The commerce department said core sales, which strip out cars, petrol, building materials and food services, increased 0.6pc last month after rising by an upwardly-revised 0.2pc in May.

Core sales correspond most closely with the consumer spending component of gross domestic product. They were previously reported as being flat in May and economists had expected them to rise 0.5pc in June.

June's gains and May's upward revision suggested an acceleration in consumer spending in the second quarter after it was held back by weak healthcare spending in the first three months of the year.

A surprise drop in receipts for cars, however, saw overall retail sales rise only 0.2pc in June after a 0.5pc advance in May.

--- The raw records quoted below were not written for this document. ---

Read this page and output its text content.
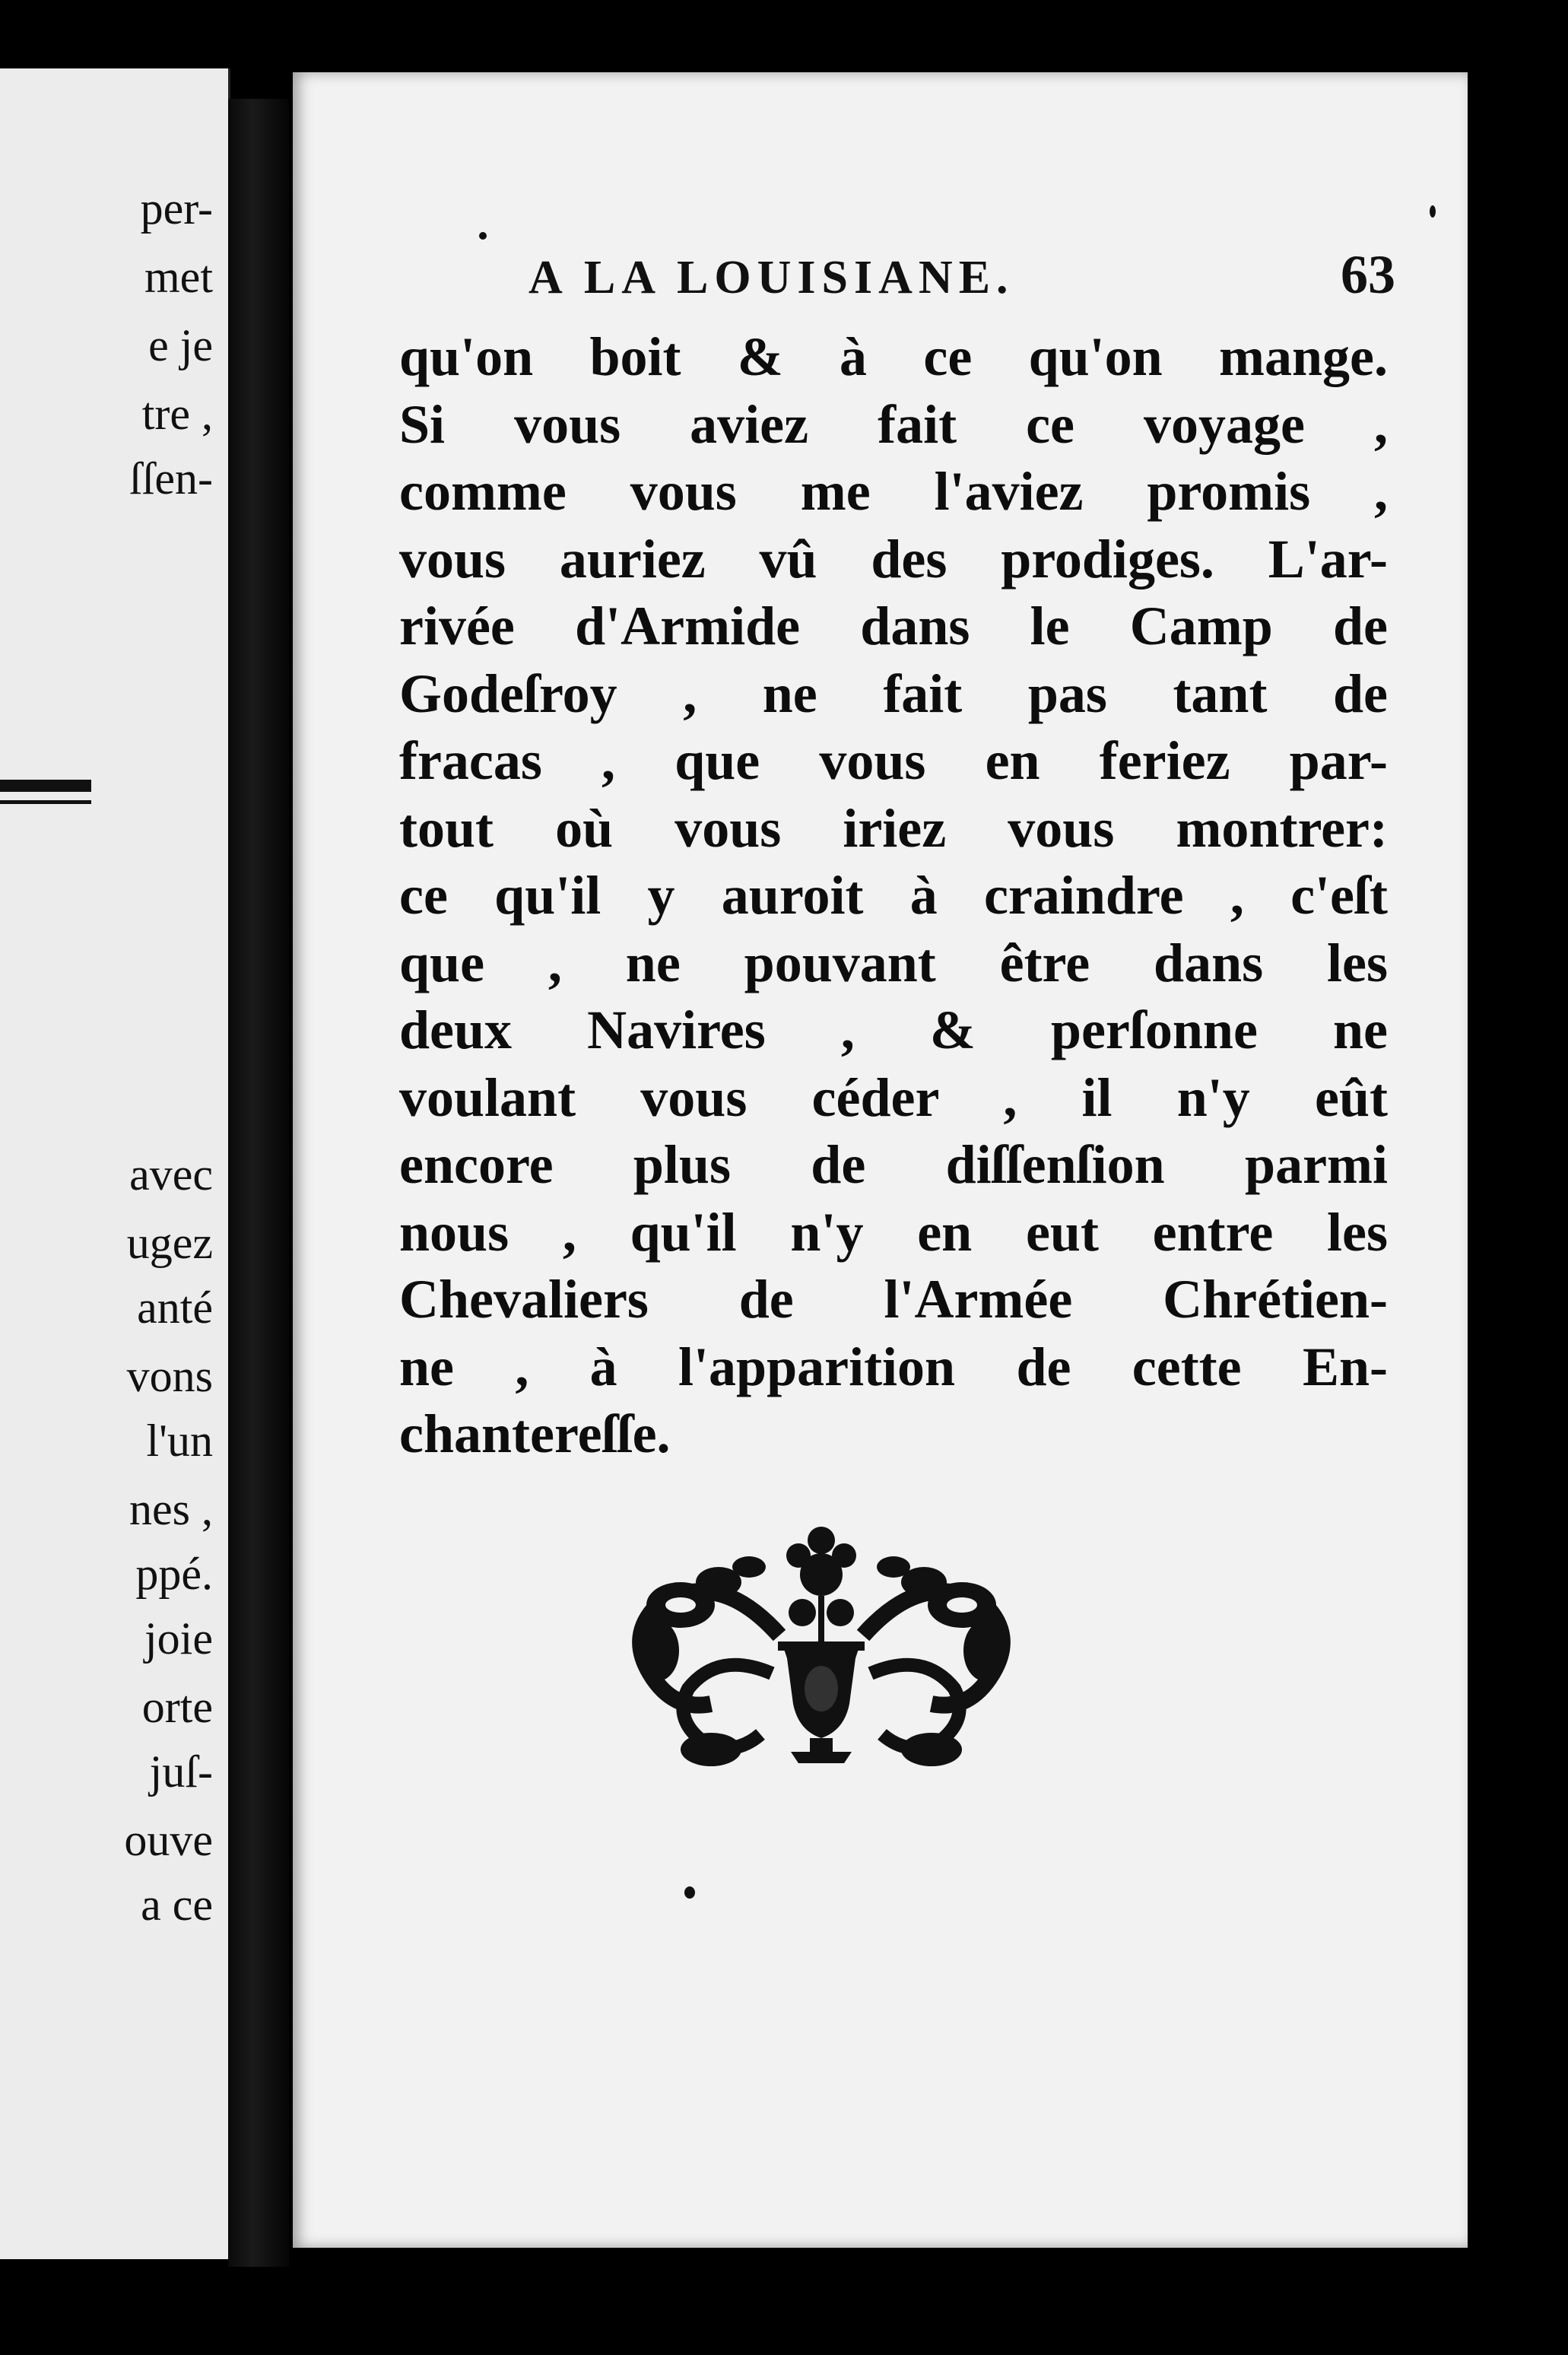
per-
met
e je
tre ,
ſſen-
avec
ugez
anté
vons
l'un
nes ,
ppé.
joie
orte
juſ-
ouve
a ce
A LA LOUISIANE.	63
qu'on boit & à ce qu'on mange.
Si vous aviez fait ce voyage ,
comme vous me l'aviez promis ,
vous auriez vû des prodiges. L'ar-
rivée d'Armide dans le Camp de
Godeſroy , ne fait pas tant de
fracas , que vous en feriez par-
tout où vous iriez vous montrer:
ce qu'il y auroit à craindre , c'eſt
que , ne pouvant être dans les
deux Navires , & perſonne ne
voulant vous céder , il n'y eût
encore plus de diſſenſion parmi
nous , qu'il n'y en eut entre les
Chevaliers de l'Armée Chrétien-
ne , à l'apparition de cette En-
chantereſſe.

While the rise in retail sales lagged economists' expectations for a 0.6pc increase, June's report added to signs of the economy's strengthening fundamentals, which could buoy optimism the recovery is on a self-sustaining path.

The economy contracted sharply in the first quarter, but that was probably a temporary setback.

From employment to manufacturing, the economy appears to be firing on nearly all cylinders, with even housing regaining its footing after slumping in late 2013 following a run-up in mortgage rates.

Growth estimates for the second-quarter top a 3pc annual rate.

The steady run of fairly upbeat data, as well as slightly higher inflation readings, prompted Goldman Sachs to move forward its expectations for the first interest rate 
 increase by the Federal Reserve to the third quarter of next year from the first quarter of 2016.

The US central bank, Janet Yellen, which is winding down its monthly bond purchasing programme, has kept its benchmark interest rate near zero since December 2008.

In another report, the New York Fed said its Empire State general business conditions index jumped to 25.60 this month, the highest reading since April 2010, from 19.28 in June.

New orders edged up, while factory employment and shipments surged. The survey of manufacturing plants in the state is one of the earliest monthly guideposts to US factory conditions.

Overall retail sales in June were restrained by a 0.3pc fall in receipts at auto dealerships. The decline is surprising given carmakers reported a surge in motor vehicle sales in June.